Ma l'altro giorno, dopo l'accorato allarme di un appassionato di storia castronovese anche se lui castronovese non è, arrivato all'altezza di San Pietro ho svoltato, ho imboccato la stradella e voracemente mi sono messo a fotografare sotto una pioggerellina insistente e il cielo grigio. 

Avendo appreso della mia sortita, Nino Di Chiara mi ha voluto stuzzicare inviandomi la copertina di una pubblicazione riguardante il Casale, ma posso assicurare che non è stata cattiveria, la sua, mi farà avere l'intero libretto in cartaceo e non solo quello: mi ha annunciato che lui e Fiorella Tirrito stanno ricercando qualche altra, per me preziosa, documentazione da farmi avere brevi manu. 

Nel mio consueto tragitto da Palermo a Racalmuto, dall'automobile in corsa continuerò a sbirciare con la coda dell'occhio il familiare caseggiato e so che mi verrà la tentazione ogni volta di svoltare la stradella per ammirarlo per rivivere in loco le vicende storiche di cui il Casale è stato teatro. 

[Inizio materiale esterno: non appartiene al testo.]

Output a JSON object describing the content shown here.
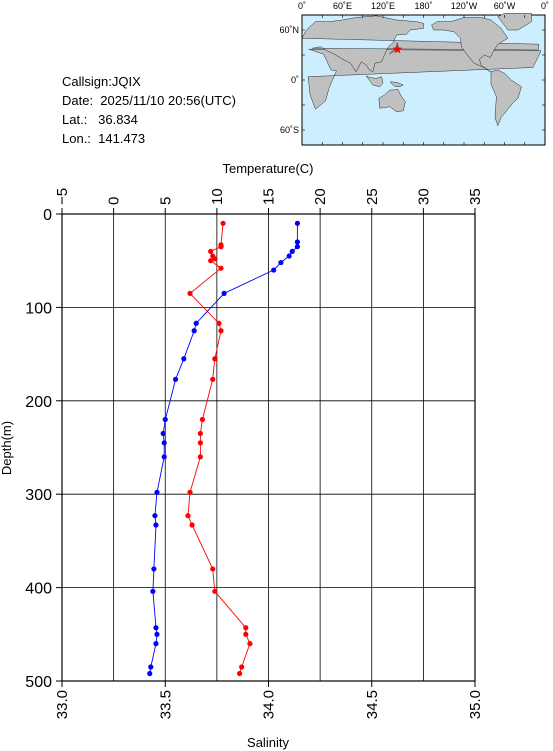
{
  "station": {
    "callsign": "Callsign:JQIX",
    "date": "Date:  2025/11/10 20:56(UTC)",
    "lat": "Lat.:   36.834",
    "lon": "Lon.:  141.473"
  },
  "map": {
    "top_labels": [
      "0˚",
      "60˚E",
      "120˚E",
      "180˚",
      "120˚W",
      "60˚W",
      "0˚"
    ],
    "lat_labels": [
      "60˚N",
      "0˚",
      "60˚S"
    ],
    "ocean_color": "#cceeff",
    "land_color": "#c0c0c0",
    "marker_color": "#ff0000",
    "marker": {
      "lon": 141.473,
      "lat": 36.834
    }
  },
  "chart_data": {
    "type": "line",
    "xlabel_top": "Temperature(C)",
    "xlabel_bottom": "Salinity",
    "ylabel": "Depth(m)",
    "temperature_ticks": [
      "−5",
      "0",
      "5",
      "10",
      "15",
      "20",
      "25",
      "30",
      "35"
    ],
    "salinity_ticks": [
      "33.0",
      "33.5",
      "34.0",
      "34.5",
      "35.0"
    ],
    "depth_ticks": [
      "0",
      "100",
      "200",
      "300",
      "400",
      "500"
    ],
    "temperature_range": [
      -5,
      35
    ],
    "salinity_range": [
      33.0,
      35.0
    ],
    "depth_range": [
      0,
      500
    ],
    "grid": true,
    "series": [
      {
        "color": "#ff0000",
        "axis": "salinity",
        "points": [
          [
            33.78,
            10
          ],
          [
            33.77,
            33
          ],
          [
            33.77,
            35
          ],
          [
            33.72,
            40
          ],
          [
            33.73,
            45
          ],
          [
            33.74,
            48
          ],
          [
            33.72,
            50
          ],
          [
            33.77,
            58
          ],
          [
            33.62,
            85
          ],
          [
            33.76,
            117
          ],
          [
            33.77,
            125
          ],
          [
            33.74,
            155
          ],
          [
            33.73,
            177
          ],
          [
            33.68,
            220
          ],
          [
            33.67,
            235
          ],
          [
            33.67,
            245
          ],
          [
            33.67,
            260
          ],
          [
            33.62,
            298
          ],
          [
            33.61,
            323
          ],
          [
            33.63,
            333
          ],
          [
            33.73,
            380
          ],
          [
            33.74,
            404
          ],
          [
            33.89,
            443
          ],
          [
            33.89,
            450
          ],
          [
            33.91,
            460
          ],
          [
            33.87,
            485
          ],
          [
            33.86,
            492
          ]
        ]
      },
      {
        "color": "#0000ff",
        "axis": "temperature",
        "points": [
          [
            17.8,
            10
          ],
          [
            17.8,
            30
          ],
          [
            17.8,
            35
          ],
          [
            17.3,
            40
          ],
          [
            17.0,
            45
          ],
          [
            16.2,
            52
          ],
          [
            15.5,
            60
          ],
          [
            10.7,
            85
          ],
          [
            8.0,
            117
          ],
          [
            7.8,
            125
          ],
          [
            6.8,
            155
          ],
          [
            6.0,
            177
          ],
          [
            5.0,
            220
          ],
          [
            4.8,
            235
          ],
          [
            4.9,
            245
          ],
          [
            4.9,
            260
          ],
          [
            4.2,
            298
          ],
          [
            4.0,
            323
          ],
          [
            4.1,
            333
          ],
          [
            3.9,
            380
          ],
          [
            3.8,
            404
          ],
          [
            4.1,
            443
          ],
          [
            4.2,
            450
          ],
          [
            4.1,
            460
          ],
          [
            3.6,
            485
          ],
          [
            3.5,
            492
          ]
        ]
      }
    ]
  }
}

Ogni tanto sicuramente lo farò, ma sarebbe una bella rinascita per il Casale se le centinaia di migliaia di automobili private e di pullman carichi di turisti non gli sfrecciassero indifferentemente accanto.  E con la prospettiva del nuovo tragitto stradale la velocità dei veicoli dovrebbe aumentare. 



Il primo di aprile è trascorso ma tra il serio e il faceto viene da fantasticare un'ipotesi: una ricevuta per la visita effettuata da far valere a percentuale di scomputo non so come nella dichiarazione dei redditi. 

Forse al Casale di San Pietro si formerebbero code infinite, grazie al ticket, anzi, al bonus sulla bellezza, sulla nostra doverosa memoria storica.